In recent years, the EU has offered the regime of President Alexander Lukashenko a cautious rapprochement, suspending a raft of sanctions in the hope of encouraging more democratic behaviour. But that attitude lost favour in December after the regime cracked down on pro-democracy activists.
'Lukashenko has discredited himself completely. There are people who are suffering in jail because they were candidates in the election, it's unacceptable ... Everything we offered to Belarus has evaporated,' Luxembourg Foreign Minister Jean Asselborn said.
Diplomats said that the ministers were all but certain to reimpose their sanctions - a range of visa bans and asset freezes - on top regime figures including Lukashenko and his family.

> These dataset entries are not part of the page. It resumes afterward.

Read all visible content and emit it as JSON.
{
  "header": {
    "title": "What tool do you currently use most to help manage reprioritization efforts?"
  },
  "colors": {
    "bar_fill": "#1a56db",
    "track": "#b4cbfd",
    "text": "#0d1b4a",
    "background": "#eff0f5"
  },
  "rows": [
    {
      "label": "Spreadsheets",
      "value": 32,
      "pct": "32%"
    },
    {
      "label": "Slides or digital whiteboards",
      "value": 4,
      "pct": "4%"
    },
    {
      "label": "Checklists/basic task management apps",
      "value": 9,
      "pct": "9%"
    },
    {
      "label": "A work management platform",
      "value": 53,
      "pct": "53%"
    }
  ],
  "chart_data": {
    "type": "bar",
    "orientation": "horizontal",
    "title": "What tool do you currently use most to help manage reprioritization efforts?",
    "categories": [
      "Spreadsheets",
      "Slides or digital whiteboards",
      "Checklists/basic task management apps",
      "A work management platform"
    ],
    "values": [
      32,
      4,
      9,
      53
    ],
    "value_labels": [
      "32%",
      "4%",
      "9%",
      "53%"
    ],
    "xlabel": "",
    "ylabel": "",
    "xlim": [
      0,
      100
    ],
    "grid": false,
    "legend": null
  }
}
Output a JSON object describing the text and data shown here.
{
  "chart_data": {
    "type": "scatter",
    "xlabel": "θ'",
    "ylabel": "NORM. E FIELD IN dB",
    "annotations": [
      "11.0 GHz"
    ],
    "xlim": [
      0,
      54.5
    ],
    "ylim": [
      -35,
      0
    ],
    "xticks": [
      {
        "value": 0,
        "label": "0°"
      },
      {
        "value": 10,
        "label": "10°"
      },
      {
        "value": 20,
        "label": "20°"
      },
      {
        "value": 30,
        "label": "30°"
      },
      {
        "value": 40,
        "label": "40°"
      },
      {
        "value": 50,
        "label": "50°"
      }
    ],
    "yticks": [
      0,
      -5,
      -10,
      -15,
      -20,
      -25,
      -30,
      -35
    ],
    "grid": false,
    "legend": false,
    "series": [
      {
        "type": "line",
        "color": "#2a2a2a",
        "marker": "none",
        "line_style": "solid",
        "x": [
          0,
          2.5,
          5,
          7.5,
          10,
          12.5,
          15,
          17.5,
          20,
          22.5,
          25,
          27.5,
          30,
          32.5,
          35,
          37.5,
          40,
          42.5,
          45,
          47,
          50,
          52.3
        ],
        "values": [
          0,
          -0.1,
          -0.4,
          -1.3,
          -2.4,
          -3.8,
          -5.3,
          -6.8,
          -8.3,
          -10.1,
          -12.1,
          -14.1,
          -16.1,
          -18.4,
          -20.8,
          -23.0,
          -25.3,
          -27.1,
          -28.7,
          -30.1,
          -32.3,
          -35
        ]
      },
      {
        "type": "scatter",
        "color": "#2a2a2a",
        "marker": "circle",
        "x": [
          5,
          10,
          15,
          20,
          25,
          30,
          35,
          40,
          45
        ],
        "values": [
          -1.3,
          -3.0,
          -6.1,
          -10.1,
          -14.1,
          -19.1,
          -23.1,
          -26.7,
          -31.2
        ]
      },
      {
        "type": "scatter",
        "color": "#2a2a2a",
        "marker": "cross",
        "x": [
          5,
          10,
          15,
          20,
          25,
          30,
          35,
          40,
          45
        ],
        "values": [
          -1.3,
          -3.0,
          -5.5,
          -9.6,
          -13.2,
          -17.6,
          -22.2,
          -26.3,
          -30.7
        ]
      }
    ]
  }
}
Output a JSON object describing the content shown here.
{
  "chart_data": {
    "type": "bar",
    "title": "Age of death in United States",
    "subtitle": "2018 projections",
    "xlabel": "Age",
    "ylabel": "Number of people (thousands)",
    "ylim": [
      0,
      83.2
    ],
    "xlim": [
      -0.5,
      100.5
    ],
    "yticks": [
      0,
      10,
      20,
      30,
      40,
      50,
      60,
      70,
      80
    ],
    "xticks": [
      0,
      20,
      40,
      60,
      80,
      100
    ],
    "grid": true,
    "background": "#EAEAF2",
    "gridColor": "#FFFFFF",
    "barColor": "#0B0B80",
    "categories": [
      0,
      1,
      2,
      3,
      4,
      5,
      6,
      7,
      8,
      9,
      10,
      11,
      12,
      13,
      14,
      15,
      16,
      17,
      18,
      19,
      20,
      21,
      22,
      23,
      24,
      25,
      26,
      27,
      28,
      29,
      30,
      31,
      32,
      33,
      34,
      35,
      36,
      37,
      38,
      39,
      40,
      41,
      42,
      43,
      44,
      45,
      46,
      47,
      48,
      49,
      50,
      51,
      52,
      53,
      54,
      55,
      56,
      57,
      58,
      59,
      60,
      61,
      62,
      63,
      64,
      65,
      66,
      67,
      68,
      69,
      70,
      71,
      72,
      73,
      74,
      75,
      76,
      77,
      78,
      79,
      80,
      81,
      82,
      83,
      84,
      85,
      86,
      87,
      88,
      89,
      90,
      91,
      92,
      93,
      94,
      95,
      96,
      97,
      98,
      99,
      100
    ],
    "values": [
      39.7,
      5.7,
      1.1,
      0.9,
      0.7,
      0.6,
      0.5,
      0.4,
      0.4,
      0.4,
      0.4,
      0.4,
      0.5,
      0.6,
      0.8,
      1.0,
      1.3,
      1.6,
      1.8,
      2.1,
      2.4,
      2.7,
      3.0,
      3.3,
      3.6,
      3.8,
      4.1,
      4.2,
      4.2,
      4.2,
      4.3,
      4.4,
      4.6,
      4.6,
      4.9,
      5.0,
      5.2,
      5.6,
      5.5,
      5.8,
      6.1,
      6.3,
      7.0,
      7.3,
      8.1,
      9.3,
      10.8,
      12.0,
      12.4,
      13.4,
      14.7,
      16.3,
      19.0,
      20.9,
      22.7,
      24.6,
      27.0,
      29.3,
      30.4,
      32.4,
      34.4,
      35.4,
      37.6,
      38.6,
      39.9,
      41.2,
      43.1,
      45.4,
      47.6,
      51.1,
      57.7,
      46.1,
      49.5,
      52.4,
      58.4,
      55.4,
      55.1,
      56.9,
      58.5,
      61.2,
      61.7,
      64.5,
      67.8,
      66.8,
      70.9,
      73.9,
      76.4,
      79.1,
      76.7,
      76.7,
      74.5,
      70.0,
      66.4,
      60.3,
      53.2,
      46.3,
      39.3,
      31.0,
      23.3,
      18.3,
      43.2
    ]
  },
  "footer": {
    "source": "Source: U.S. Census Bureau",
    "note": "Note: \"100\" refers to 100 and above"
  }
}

More debate was expected on the question of how best to support Belarus' beleaguered pro-democracy movement and non-governmental organizations.
'We should adopt and pass strict measures on official people, and ... we should take the political decision on the fast opening of the European borders to Belarusian civil society,' Lithuanian Foreign Minister Audronius Azubalis said.
Lithuania and Poland have already made it easier for Belarusian citizens to obtain visas to their countries, but it would take the agreement of the whole bloc to grant them easier access to the Schengen zone, which covers most of the EU.
That is a sensitive issue, as recent moves to extend visa freedom to Albania and Bosnia led to EU states complaining of a surge in asylum applications from those countries.
'If we take just restrictive measures on officials it's quite easy, but to go through all the bureaucracy of the EU to open (the borders) is a much bigger challenge,' Azubalis acknowledged.